Sesse — Wed, 18 May 2022 11:41:46 +0000

As a data point on the opposite side, I've tried using bcache with a 240GB SSD against a 2x3TB disk array to accelerate a seek-heavy video load, and it's been completely useless. The SSD is hardly ever used, even though the actual working set should be in the tens of gigabytes at a any time.

While the article is interesting, I'm not entirely sure why I should be excited for bcachefs; how does it fare in benchmarks, for one? (I don't like to mix up my RAID/LVM and my filesystems in general, so I don't care about the ZFS/btrfs-like features.)

bcachefs and scrub

fratti — Wed, 18 May 2022 10:10:51 +0000

In [1], it's described that bcachefs does not yet do scrubbing. Is this document outdated and it's already implemented, or is this feature on the horizon? If the latter, will it arrive before mainline inclusion or after? I may be misunderstanding the importance of data scrubbing in the context of long-term data safety though, so if this isn't critical in ensuring an array keeps functioning for a decade or more without data loss, feel free to correct me.
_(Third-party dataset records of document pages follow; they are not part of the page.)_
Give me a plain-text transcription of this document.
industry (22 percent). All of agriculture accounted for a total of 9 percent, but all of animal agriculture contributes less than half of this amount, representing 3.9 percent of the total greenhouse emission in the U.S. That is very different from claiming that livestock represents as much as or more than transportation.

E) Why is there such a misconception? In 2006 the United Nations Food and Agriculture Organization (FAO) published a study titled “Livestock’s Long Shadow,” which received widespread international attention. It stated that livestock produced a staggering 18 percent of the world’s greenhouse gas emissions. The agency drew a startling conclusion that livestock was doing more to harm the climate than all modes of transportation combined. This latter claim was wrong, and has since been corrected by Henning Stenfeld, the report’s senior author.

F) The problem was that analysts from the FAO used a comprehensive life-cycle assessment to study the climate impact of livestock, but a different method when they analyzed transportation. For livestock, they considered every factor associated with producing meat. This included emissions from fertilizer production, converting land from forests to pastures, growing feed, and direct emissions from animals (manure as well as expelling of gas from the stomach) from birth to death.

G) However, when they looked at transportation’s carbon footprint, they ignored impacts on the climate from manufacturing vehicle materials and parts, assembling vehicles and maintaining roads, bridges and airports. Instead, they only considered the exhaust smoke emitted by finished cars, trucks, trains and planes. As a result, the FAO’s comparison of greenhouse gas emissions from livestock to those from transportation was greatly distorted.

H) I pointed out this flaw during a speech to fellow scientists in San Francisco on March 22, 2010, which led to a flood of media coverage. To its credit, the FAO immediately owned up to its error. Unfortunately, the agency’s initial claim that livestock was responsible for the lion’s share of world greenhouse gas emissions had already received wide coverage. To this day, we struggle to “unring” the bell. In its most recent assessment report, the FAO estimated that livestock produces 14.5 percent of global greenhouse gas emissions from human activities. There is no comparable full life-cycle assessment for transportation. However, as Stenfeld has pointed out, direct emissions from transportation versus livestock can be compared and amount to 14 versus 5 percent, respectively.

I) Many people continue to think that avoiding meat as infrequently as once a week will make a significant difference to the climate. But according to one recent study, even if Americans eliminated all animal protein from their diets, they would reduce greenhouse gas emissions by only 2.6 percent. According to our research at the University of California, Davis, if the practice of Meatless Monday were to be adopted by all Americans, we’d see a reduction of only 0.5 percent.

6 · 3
I'm excited about the possibilities bcachefs opens, but not quite adventurous enough to try and use an out-of-tree filesystem. The idea of just giving the system a bunch of block devices and saying "here's how durable I consider them, here's how many replicas I want" and having it figure it out on its own seems very appealing, as well as being able to set replication and compression on a per-file granularity.

[1]: https://bcachefs.org/bcachefs-principles-of-operation.pdf

Bringing bcachefs to the mainline

xanni — Wed, 18 May 2022 07:38:12 +0000

I'm very excited by bcachefs and while waiting for it decided to start using bcache. I've been using it to back a (large, cheap) shingled magnetic recording hard drive with an SSD cache for my Steam games library, to improve performance especially for the larger games (Horizon Zero Dawn is nearly 80GB.) It's been working great so far.